July 28, 2009

Economic Downturn Dries Up Clean Energy Spending

As the economy struggles it seems that the environment is getting a breather of sorts. Americans have now slammed the brakes on consumption.

However, the policies of cutting back are hurting green technology. This move could damage the environment in the long term.

"Certainly, in the short-term we are using fewer resources ... (but) I'd much rather see a healthy economy," said economist Dean Baker, co-director of the Washington-based Center for Economic and Policy Research.

More people are spending less so landfills are not over flowing and appliance sales have plummeted.

Also, more Americans are open to using public transportation and reusing goods.

"There's an unavoidable benefit, in the sense that they do consume less. There's no getting around that. Fewer houses are being built, less sprawl," said David Cassuto, professor of environmental law at Pace University.

Waste Management, the top U.S. trash and recycling company, said its landfill volumes fell 13.6 percent in the first quarter from a year ago.

Americans are also driving less despite a drop in gasoline prices.

Also, dry cleaning has dropped about 20 percent from last year, the National Cleaners Association in New York estimates.

Lynette Waterson, owner of Crystal Cleaning Center in San Mateo, California, said the recession has strangled her business.

"I think people are probably not cleaning their clothes as often as they might under previous circumstances," she said.

Perhaps what people perceive they need is changing.

A Pew Research Center poll in April found the number of people who viewed clothes dryers as a necessity tumbled by 17 percentage points in 2009 from 2006.

There was a 16 point decrease in those who viewed air conditioners as a necessity.

Experts worry that reduced consumption may be temporary.

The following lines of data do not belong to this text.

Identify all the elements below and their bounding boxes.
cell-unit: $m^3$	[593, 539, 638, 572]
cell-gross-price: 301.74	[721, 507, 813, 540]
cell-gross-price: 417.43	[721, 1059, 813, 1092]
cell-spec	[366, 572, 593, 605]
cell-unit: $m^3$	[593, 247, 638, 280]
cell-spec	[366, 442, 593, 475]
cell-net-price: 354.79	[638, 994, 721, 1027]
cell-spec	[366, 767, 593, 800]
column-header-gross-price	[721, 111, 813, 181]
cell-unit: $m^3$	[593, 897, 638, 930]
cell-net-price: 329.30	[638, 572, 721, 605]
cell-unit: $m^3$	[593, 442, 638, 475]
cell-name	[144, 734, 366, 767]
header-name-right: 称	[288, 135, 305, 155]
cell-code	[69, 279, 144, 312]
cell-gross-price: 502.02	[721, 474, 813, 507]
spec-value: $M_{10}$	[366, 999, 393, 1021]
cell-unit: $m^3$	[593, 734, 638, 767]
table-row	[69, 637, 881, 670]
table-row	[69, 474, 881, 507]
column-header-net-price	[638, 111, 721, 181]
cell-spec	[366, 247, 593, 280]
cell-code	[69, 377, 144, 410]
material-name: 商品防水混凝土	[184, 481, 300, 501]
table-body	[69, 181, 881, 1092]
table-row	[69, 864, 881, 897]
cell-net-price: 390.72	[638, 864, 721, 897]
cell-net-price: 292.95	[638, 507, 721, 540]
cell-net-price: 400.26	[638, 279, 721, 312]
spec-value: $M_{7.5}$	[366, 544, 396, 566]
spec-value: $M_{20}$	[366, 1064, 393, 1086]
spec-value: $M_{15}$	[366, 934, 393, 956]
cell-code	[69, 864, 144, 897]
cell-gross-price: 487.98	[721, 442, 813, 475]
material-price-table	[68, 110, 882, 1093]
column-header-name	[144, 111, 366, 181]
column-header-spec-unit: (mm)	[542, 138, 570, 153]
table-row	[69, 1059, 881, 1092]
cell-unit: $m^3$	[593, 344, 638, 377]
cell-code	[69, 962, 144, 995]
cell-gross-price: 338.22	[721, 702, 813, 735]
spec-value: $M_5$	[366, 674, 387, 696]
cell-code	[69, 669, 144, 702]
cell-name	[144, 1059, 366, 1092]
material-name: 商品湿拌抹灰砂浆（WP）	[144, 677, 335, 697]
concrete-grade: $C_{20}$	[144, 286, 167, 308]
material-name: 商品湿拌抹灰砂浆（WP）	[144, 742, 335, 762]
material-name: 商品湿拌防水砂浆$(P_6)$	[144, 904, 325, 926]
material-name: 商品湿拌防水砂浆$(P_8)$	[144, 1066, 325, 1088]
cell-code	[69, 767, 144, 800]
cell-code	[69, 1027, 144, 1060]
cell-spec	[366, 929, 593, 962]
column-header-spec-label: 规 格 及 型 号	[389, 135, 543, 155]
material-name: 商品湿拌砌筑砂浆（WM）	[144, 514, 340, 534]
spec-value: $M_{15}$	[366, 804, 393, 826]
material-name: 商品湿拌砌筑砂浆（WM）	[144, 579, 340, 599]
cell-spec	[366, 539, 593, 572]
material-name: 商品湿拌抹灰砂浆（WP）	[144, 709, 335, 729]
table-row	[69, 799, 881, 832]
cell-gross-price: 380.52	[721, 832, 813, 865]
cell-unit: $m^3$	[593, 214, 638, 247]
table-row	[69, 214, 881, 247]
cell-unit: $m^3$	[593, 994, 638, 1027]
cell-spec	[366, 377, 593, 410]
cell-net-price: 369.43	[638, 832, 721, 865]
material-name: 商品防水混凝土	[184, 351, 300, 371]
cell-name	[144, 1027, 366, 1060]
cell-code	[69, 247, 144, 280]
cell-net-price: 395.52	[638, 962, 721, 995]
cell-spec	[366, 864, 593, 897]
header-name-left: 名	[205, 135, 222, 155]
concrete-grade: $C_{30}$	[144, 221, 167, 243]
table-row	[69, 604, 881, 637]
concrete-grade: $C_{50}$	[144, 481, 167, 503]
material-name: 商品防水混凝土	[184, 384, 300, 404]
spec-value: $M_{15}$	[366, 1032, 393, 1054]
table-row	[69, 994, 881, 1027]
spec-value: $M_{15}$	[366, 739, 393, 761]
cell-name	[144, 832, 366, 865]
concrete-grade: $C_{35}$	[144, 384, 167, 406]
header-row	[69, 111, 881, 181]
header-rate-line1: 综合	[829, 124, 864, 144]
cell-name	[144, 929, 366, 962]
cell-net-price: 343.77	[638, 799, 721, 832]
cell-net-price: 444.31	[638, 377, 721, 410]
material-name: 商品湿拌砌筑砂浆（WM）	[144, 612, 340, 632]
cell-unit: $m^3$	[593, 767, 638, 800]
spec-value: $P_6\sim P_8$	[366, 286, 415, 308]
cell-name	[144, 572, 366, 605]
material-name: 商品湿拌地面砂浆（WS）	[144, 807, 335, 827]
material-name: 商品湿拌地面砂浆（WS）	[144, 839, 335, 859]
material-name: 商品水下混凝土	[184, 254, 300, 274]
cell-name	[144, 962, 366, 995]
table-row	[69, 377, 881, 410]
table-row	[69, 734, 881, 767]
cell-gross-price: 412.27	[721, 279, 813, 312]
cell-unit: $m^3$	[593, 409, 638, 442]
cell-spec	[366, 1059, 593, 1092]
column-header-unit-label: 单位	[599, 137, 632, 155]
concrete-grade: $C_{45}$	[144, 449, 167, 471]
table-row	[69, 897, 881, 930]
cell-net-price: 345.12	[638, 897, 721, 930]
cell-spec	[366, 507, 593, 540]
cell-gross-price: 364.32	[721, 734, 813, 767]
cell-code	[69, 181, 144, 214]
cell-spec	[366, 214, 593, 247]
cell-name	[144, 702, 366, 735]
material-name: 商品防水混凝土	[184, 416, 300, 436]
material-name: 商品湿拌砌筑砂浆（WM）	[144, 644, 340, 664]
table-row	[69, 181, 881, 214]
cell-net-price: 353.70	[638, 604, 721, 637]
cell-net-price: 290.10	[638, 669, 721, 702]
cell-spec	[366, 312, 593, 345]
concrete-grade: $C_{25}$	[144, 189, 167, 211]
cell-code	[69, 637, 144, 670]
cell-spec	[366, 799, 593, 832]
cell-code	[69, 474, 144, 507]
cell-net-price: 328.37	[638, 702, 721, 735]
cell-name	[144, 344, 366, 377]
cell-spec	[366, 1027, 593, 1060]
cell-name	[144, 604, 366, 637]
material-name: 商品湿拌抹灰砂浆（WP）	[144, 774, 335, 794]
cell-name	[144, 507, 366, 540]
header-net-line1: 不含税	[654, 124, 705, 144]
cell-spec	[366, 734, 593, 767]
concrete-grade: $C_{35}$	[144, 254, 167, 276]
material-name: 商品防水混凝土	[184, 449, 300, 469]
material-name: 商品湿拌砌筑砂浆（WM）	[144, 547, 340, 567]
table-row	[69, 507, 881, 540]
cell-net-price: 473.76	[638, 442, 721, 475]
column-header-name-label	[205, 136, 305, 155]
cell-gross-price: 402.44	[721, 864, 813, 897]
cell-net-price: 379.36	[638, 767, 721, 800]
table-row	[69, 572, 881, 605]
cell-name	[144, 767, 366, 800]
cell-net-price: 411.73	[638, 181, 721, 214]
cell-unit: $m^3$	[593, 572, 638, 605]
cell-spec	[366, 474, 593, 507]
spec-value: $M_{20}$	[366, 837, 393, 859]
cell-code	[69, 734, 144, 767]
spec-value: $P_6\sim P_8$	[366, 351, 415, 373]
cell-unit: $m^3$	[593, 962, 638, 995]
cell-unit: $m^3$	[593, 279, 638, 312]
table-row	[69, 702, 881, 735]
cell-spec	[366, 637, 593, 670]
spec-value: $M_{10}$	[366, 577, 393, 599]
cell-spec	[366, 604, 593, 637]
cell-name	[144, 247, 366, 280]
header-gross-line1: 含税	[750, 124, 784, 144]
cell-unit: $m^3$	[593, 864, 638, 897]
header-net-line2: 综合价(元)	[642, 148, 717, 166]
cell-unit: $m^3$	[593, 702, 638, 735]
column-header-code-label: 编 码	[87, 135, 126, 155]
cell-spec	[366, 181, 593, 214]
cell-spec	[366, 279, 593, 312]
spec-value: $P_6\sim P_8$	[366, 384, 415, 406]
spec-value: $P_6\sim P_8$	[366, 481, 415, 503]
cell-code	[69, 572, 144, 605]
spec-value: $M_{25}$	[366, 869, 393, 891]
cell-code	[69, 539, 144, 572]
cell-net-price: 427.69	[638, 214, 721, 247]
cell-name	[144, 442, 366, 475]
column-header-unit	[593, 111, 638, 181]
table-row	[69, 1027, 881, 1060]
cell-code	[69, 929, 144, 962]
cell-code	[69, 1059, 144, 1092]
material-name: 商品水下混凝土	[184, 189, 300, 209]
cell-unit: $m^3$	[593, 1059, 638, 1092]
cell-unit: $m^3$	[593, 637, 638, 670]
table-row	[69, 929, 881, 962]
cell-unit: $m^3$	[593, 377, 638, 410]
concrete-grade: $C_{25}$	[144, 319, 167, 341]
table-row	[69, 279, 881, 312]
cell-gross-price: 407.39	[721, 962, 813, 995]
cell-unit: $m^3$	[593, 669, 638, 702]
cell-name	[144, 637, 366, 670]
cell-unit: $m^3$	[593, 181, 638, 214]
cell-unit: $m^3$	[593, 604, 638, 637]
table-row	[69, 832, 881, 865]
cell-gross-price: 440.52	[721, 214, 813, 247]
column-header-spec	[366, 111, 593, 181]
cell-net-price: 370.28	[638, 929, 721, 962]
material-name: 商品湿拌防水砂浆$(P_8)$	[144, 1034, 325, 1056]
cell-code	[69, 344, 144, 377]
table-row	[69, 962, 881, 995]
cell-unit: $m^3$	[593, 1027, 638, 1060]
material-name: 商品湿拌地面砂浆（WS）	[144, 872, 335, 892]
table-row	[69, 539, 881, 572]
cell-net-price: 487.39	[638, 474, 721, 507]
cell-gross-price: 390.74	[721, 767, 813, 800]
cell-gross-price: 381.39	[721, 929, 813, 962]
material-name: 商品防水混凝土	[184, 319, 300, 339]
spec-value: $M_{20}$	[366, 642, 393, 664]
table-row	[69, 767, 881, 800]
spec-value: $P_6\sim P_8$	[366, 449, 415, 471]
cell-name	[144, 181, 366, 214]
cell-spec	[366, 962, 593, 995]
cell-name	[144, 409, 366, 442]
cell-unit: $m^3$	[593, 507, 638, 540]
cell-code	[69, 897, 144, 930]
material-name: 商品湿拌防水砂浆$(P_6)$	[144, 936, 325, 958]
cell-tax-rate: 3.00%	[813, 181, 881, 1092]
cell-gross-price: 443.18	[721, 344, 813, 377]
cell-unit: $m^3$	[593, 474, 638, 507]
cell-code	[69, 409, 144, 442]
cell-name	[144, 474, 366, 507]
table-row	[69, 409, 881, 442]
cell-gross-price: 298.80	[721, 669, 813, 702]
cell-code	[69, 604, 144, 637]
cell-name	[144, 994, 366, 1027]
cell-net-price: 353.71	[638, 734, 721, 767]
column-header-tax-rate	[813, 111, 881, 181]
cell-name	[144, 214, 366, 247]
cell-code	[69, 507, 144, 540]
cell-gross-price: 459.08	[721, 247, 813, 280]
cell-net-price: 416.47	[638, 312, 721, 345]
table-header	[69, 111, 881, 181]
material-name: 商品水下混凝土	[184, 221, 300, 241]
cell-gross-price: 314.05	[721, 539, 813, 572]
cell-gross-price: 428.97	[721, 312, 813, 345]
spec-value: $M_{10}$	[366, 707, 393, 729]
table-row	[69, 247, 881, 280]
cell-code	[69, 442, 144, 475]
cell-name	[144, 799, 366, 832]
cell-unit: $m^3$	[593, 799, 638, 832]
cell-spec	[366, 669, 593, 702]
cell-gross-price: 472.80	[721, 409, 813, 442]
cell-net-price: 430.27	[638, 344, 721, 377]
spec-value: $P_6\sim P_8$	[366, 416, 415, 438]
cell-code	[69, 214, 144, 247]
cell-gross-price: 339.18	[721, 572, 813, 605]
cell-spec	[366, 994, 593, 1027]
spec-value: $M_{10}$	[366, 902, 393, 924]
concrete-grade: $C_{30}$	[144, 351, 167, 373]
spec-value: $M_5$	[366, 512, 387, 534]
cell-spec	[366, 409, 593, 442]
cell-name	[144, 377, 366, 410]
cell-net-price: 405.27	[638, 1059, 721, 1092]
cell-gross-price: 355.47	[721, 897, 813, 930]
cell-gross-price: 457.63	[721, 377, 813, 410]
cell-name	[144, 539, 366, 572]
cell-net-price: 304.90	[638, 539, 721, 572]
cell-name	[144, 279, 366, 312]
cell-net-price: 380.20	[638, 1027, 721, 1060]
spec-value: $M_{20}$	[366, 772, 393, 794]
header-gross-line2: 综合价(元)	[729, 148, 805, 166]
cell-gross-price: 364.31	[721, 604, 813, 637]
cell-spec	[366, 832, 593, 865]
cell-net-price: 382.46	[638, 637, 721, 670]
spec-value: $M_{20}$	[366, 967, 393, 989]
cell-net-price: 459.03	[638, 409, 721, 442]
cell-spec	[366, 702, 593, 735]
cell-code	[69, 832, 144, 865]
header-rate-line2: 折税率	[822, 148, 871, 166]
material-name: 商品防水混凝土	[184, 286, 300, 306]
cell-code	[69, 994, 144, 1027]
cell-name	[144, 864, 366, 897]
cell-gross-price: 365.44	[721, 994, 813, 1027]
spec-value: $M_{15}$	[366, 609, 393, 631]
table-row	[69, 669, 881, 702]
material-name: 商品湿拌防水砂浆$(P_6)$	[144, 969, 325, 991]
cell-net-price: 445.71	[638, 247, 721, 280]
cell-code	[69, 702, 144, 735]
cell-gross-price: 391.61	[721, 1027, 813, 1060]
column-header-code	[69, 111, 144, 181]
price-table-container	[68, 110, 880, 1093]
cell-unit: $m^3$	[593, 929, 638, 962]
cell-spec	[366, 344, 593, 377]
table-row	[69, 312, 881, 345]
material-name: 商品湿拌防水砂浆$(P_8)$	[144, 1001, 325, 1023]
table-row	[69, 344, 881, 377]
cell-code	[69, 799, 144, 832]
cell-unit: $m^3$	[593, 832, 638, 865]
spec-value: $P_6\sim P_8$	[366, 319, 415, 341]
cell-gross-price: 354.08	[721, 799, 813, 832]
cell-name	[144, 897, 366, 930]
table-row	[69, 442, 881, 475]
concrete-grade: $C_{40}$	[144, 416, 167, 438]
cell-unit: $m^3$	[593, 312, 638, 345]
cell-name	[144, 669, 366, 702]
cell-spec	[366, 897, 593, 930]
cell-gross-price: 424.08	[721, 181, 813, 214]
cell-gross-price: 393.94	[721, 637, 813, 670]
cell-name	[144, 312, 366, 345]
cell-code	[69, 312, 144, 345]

They point out that major cuts in clean energy spending hurts the environment worse.

"It's not a long-lasting or sustainable reduction," said Andy Stevenson, financial analyst for the National Resources Defense Council.
Americans are consuming less, but that's probably because many have also lost their jobs and have little disposable income.

"If you're driving less because you are not employed, that doesn't really count to me," Stevenson said.